Unfortunately, this ‘opinion’ only extends to the one brand they actually sell.

This sort of thing is all over the web. The other stream of this kind of blurring of the lines, is the prevalence of the ‘expert’ online product reviewer. There’s numerous of these types of people in the online bike world who seem to have essentially built a career based on the fact that they are wealthy enough to buy pretty much every new product that comes to market, and combined with their flair for self promotion end up in a position where companies give them stuff to ‘test’ based on what seems to be little more than web traffic through their site.

The main issue with this of course, is that what you get is an unedited, unmoderated, one persons highly biased opinion on product they get for free. The companies advertise on their website, give them free product, flatter their egos with ‘involving them’ in the product development process - *shazam* - instant ‘guru’. I’m actually surprised some parent company hasn’t set up their own ‘internet guru’.

One persons’ opinion on something can never be particularly balanced. If said person has a preference for a particular style of riding, or a particular style of product, they’re going to be intrinsically biased against anything that doesn’t fit in that criteria. You could argue that people are smart enough to see that, but if people aren’t smart enough to realise that some ‘news’ services have almost nothing in common with the proper news services of the past - the ‘traditional’ ones where there was no advertorial, where things were fact checked, edited, scrutinised - then it’s hard to see where the current generation of cyclists will be able to make the distinction if they’ve never actually experienced real journalism.

At the risk of sounding like a Luddite, I do really miss the journalism style of the the 80’s and early 90’s Bicycle Guide. Can you imagine in this day and age having articles on frame alignment, or bicycle reviews where they ask the frame maker why they chose one tubing over another, or print things such as when they ask a question “He pauses, and it is clear he is almost rankled….”, or actually measure the angles on a bike rather than reprint them from the catalogue.

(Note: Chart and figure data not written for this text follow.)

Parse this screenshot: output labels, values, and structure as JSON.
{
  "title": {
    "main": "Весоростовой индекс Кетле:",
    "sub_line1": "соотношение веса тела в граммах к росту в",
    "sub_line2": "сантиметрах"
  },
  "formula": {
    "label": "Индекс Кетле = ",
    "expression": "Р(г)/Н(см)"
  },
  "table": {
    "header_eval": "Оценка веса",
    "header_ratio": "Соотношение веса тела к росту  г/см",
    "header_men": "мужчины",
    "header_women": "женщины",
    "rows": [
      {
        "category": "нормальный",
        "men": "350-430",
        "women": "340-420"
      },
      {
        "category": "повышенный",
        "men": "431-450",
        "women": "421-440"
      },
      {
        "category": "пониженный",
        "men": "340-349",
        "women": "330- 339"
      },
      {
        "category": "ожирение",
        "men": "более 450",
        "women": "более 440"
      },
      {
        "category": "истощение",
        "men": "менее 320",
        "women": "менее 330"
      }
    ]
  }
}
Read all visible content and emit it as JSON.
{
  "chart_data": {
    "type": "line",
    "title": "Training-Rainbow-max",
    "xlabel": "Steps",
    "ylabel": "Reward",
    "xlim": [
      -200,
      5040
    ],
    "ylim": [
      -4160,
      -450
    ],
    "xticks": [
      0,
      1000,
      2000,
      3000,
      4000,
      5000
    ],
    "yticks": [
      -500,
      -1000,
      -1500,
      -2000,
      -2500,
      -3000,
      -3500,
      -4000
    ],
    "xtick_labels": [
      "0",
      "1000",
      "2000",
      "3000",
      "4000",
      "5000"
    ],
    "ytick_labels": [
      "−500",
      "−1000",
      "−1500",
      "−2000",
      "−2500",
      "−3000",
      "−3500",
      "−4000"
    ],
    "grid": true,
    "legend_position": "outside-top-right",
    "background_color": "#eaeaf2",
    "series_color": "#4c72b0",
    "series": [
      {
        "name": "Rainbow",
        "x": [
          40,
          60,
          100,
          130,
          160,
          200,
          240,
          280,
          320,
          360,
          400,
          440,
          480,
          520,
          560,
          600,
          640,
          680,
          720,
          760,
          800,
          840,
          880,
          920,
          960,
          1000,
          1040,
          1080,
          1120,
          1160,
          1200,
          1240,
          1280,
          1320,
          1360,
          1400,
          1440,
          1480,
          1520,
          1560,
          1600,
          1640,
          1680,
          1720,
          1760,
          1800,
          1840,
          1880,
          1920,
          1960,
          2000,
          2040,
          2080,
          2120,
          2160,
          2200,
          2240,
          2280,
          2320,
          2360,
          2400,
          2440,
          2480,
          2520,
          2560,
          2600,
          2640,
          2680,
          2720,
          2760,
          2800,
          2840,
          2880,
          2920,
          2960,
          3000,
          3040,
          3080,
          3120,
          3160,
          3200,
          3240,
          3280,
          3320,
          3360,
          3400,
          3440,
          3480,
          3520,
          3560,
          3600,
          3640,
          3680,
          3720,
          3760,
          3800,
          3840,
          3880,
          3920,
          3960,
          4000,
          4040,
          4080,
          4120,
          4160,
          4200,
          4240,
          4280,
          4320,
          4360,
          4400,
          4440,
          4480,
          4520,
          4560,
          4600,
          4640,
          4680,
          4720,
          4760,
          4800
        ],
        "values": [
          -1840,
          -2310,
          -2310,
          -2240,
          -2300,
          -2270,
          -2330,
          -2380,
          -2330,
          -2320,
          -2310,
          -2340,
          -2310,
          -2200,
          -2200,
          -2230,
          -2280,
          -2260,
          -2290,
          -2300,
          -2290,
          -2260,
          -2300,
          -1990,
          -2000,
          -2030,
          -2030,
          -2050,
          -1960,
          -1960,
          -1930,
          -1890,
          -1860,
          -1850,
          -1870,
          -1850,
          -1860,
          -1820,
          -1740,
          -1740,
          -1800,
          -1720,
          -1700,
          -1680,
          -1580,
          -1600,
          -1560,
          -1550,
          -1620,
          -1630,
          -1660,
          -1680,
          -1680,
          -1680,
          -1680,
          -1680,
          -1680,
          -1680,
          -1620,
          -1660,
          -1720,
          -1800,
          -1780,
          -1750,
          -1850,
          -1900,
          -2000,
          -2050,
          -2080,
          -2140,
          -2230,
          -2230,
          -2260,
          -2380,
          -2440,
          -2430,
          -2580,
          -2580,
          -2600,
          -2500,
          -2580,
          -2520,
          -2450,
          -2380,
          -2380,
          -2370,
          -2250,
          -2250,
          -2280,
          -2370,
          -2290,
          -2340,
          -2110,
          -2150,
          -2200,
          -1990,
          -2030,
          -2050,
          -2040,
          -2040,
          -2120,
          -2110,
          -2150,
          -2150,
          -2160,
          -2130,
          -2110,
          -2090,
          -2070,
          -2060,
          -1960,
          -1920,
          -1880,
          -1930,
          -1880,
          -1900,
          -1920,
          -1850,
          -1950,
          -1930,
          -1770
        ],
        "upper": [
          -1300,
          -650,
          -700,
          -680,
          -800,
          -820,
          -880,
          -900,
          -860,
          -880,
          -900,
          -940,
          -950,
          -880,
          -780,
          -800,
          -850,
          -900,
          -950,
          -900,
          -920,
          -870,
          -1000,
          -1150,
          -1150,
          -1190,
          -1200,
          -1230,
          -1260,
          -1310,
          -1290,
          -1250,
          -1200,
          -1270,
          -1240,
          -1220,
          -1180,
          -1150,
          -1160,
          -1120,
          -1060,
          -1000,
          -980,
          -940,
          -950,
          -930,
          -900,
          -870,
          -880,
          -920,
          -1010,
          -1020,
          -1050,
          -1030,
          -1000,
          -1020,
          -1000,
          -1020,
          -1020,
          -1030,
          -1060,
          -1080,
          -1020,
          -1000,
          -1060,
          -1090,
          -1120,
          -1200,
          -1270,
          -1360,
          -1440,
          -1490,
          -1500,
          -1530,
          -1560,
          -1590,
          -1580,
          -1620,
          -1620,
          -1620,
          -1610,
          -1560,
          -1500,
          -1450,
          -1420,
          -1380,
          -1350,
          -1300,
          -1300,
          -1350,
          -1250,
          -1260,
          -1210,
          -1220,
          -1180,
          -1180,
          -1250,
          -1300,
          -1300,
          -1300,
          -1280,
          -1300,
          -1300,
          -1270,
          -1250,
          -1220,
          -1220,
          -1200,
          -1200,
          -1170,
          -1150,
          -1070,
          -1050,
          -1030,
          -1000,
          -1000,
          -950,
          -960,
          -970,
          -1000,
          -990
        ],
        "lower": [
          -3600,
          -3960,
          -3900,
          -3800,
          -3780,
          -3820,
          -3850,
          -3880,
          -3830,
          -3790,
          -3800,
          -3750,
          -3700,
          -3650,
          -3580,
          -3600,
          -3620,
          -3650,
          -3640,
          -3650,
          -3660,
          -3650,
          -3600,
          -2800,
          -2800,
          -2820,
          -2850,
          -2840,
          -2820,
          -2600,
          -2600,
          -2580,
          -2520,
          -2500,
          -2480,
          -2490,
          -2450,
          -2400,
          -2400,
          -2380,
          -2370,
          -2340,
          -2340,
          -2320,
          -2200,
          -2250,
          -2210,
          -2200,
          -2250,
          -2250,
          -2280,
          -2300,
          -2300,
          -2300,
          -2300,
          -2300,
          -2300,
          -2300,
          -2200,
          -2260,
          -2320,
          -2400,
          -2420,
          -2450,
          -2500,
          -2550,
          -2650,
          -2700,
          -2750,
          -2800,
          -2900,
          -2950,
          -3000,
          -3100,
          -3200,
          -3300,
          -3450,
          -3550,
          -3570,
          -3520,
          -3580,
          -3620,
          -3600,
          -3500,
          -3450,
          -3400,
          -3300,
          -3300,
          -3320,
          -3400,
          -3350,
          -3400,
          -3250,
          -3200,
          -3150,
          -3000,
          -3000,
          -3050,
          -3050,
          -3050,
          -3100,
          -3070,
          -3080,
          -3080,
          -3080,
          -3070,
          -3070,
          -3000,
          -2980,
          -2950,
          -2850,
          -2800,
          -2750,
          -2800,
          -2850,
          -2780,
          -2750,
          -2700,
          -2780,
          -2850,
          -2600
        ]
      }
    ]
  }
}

You should ask yourself why that’s the case.

Posted by warwick @ 12:25 am

3 Responses to “The bike media sucks.”

  1. Jim Says:

    You didn’t mentioned that the website “review” in question is actually selling the bike, so I think most fair minded people would be “savy” enough to realise the “review” is just advertising.

    While your bikes are a bit out of my price range atm … still like to drop by and see what your up to.

  2. angel Says:

    Sometime your blurb sound like its coming from a spoiled baby who lost his milk in a crawling competition… honestly.

    I think got another thing wrong here (yes another) the bikes in the CyclingNews infamous test were Seven’s and not IF.

  3. thylacine Says:

    You’re absolutely right, it was Seven. I stand corrected. In the post Fat City world I sometimes get confused because most of the spawn look like characterless imitations to me so I’m not surprised I got them confused. But hey, I’m glad you agree that the test was ‘infamous’.
    The comments I posted above are not a review per se, and that is also correct. However, they’re making statements about the product and how it compares in the current market, and they make the mistake of just being plain wrong in some circumstances and also trying to rewrite history by perpetuating myths and untruths. We all do it to an extent when trying to promote and sell our wares, but this example just happened to stand out this week. Especially in light of the fact of the media hullabaloo going on in this country at the moment, as well as my limited exposure when having dealt with the cycling press being less than impressive. There is real problems with the media at the moment, and especially the online ‘news’ services, and if my commentary on such makes me appear as a “Spoilt baby” then that’s a small price to pay as far as I’m concerned. I’d rather disrupt the status quo and make the odd mistake than be a complicit drone.